Today, I woke up feeling OK and came into work, and things have slowly gone down hill from there. As soon as I was sure they’d be open, I walked a block over to the CVS pharmacy to pick up another batch of Claritin-D, only to find out that the CVS pharmacy on the Drag doesn’t actually have a pharmacy. (Read that twice. Seriously.) So, I detoured over to the student health center which does have a pharmacy (it’s not that far away, either, unless you try to go to CVS first as I did), and filled out the seventeen pages of paperwork it takes to buy the stuff anymore because it contains pseudoephedrine, which is now a federally controlled substance. I forget whether this is the stuff that you can turn into some sort of opiate or whether it’s the stuff that can be used to make crystal meth — either way, whenever you purchase it you have to turn over your driver’s license and wait while the pharmacist enters you into some federal database.

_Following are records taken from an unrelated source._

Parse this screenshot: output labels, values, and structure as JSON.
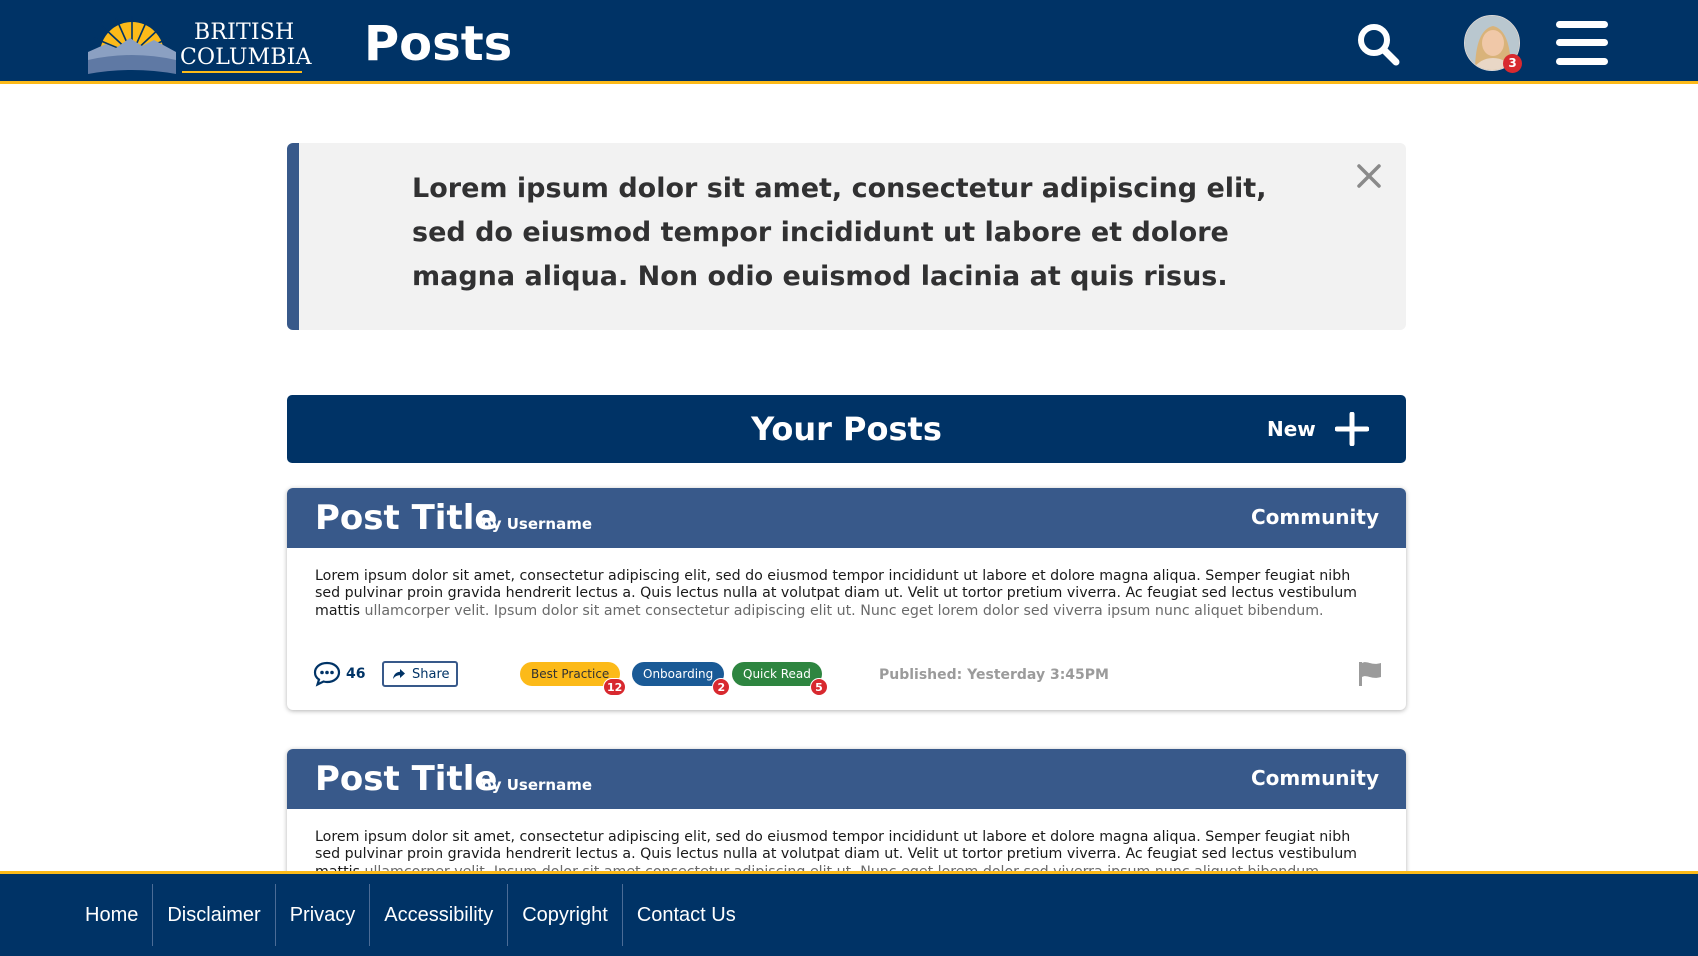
{
  "header": {
    "logo_line1": "British",
    "logo_line2": "Columbia",
    "title": "Posts",
    "search_icon": "search-icon",
    "notification_count": "3",
    "menu_icon": "hamburger-menu-icon"
  },
  "alert": {
    "text": "Lorem ipsum dolor sit amet, consectetur adipiscing elit, sed do eiusmod tempor incididunt ut labore et dolore magna aliqua. Non odio euismod lacinia at quis risus.",
    "close_icon": "close-icon"
  },
  "posts_bar": {
    "title": "Your Posts",
    "new_label": "New"
  },
  "posts": [
    {
      "title": "Post Title",
      "by": "by Username",
      "category": "Community",
      "body_main": "Lorem ipsum dolor sit amet, consectetur adipiscing elit, sed do eiusmod tempor incididunt ut labore et dolore magna aliqua. Semper feugiat nibh sed pulvinar proin gravida hendrerit lectus a. Quis lectus nulla at volutpat diam ut. Velit ut tortor pretium viverra. Ac feugiat sed lectus vestibulum mattis ",
      "body_fade": "ullamcorper velit. Ipsum dolor sit amet consectetur adipiscing elit ut. Nunc eget lorem dolor sed viverra ipsum nunc aliquet bibendum.",
      "comment_count": "46",
      "share_label": "Share",
      "tags": [
        {
          "label": "Best Practice",
          "count": "12"
        },
        {
          "label": "Onboarding",
          "count": "2"
        },
        {
          "label": "Quick Read",
          "count": "5"
        }
      ],
      "published": "Published: Yesterday 3:45PM"
    },
    {
      "title": "Post Title",
      "by": "by Username",
      "category": "Community",
      "body_main": "Lorem ipsum dolor sit amet, consectetur adipiscing elit, sed do eiusmod tempor incididunt ut labore et dolore magna aliqua. Semper feugiat nibh sed pulvinar proin gravida hendrerit lectus a. Quis lectus nulla at volutpat diam ut. Velit ut tortor pretium viverra. Ac feugiat sed lectus vestibulum mattis ",
      "body_fade": "ullamcorper velit. Ipsum dolor sit amet consectetur adipiscing elit ut. Nunc eget lorem dolor sed viverra ipsum nunc aliquet bibendum."
    }
  ],
  "footer": {
    "links": [
      "Home",
      "Disclaimer",
      "Privacy",
      "Accessibility",
      "Copyright",
      "Contact Us"
    ]
  },
  "colors": {
    "primary": "#003366",
    "secondary": "#38598a",
    "gold": "#fcba19",
    "badge_red": "#d8292f",
    "tag_best_practice": "#fcba19",
    "tag_onboarding": "#1a5a96",
    "tag_quick_read": "#2e8540"
  }
}
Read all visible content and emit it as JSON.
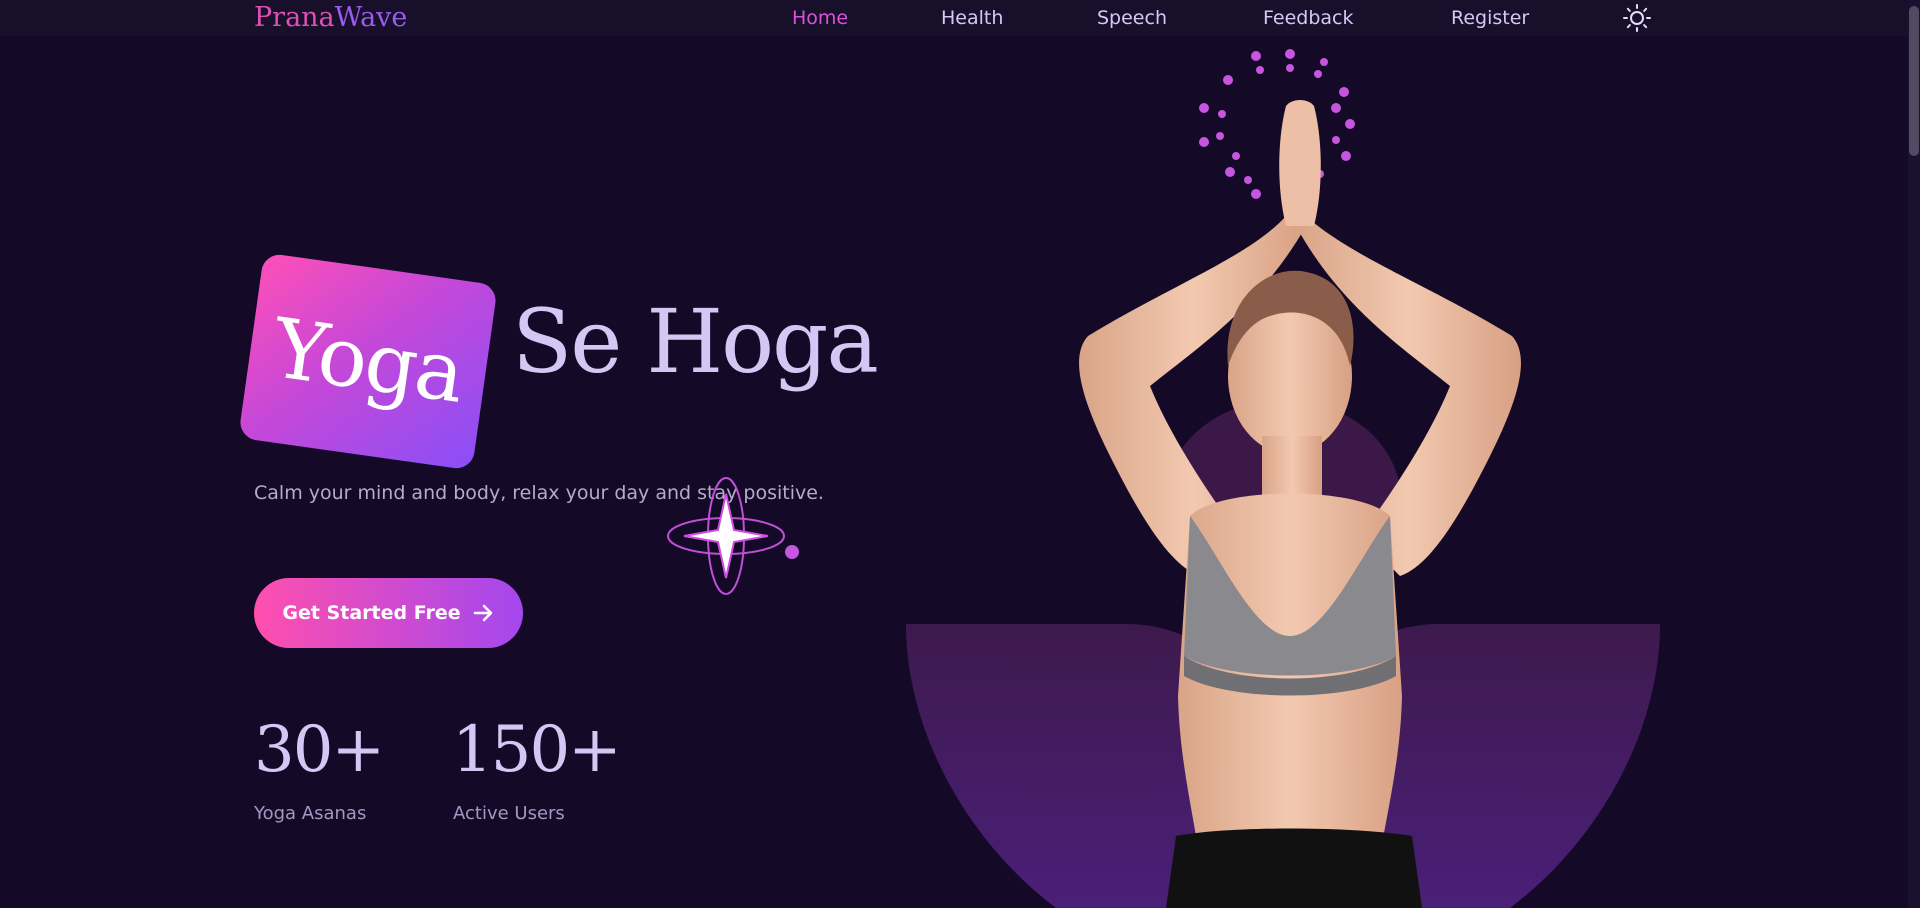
{
  "nav": {
    "logo_prefix": "Prana",
    "logo_suffix": "Wave",
    "links": [
      {
        "label": "Home",
        "active": true
      },
      {
        "label": "Health",
        "active": false
      },
      {
        "label": "Speech",
        "active": false
      },
      {
        "label": "Feedback",
        "active": false
      },
      {
        "label": "Register",
        "active": false
      }
    ],
    "theme_icon": "sun-icon"
  },
  "hero": {
    "title_highlight": "Yoga",
    "title_rest": "Se Hoga",
    "subtitle": "Calm your mind and body, relax your day and stay positive.",
    "cta_label": "Get Started Free",
    "cta_icon": "arrow-right-icon"
  },
  "stats": [
    {
      "value": "30+",
      "label": "Yoga Asanas"
    },
    {
      "value": "150+",
      "label": "Active Users"
    }
  ],
  "colors": {
    "background": "#140a27",
    "accent_pink": "#ff4fae",
    "accent_purple": "#8a4ff7",
    "heading": "#d6c6f3"
  }
}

This is, of course, loads of fun for me because I’m already in one of the federal databases on suspicion of being a terrorist, having made six round trips to the Middle East since 2003 — one of which was a business trip on behalf of the Aga Khan Development Network that involved a series of one-way flights arranged through the travel office of the Aga Khan University, which is located in Karachi, Pakistan. Any time I enter the country, the customs officer suddenly gets really interested in whatever pops up on the computer screen. And I always seem to be the one selected for the “random” search at airport security checkpoints (and I know enough people who work for the government to know that they’re not really that random). Now I’ve been purchasing a controlled substance … oh, yeah, the Feds are going to break down my door any second now.

Where was I? … oh, right. Claritin-D. So, I’m less congested now, but I think the combination of the antihistamine and decongestant coupled with the fact that I was already feeling poorly has resulted in me being a complete space cadet today. Literally: I can’t seem to put two thoughts together to save my life. Although this post seems to contradict that.

Anyway. The sunny weather over the weekend has given way to clouds, which are depressing and gloomy, and we’ve had too much of that kind of weather lately. I hate it when it rains, because no one in Texas seems to know how to drive in the rain … but on the other hand, it does wash the pollen out of the air.

In other words, it’s a fairly typical Monday. Hope yours is going well!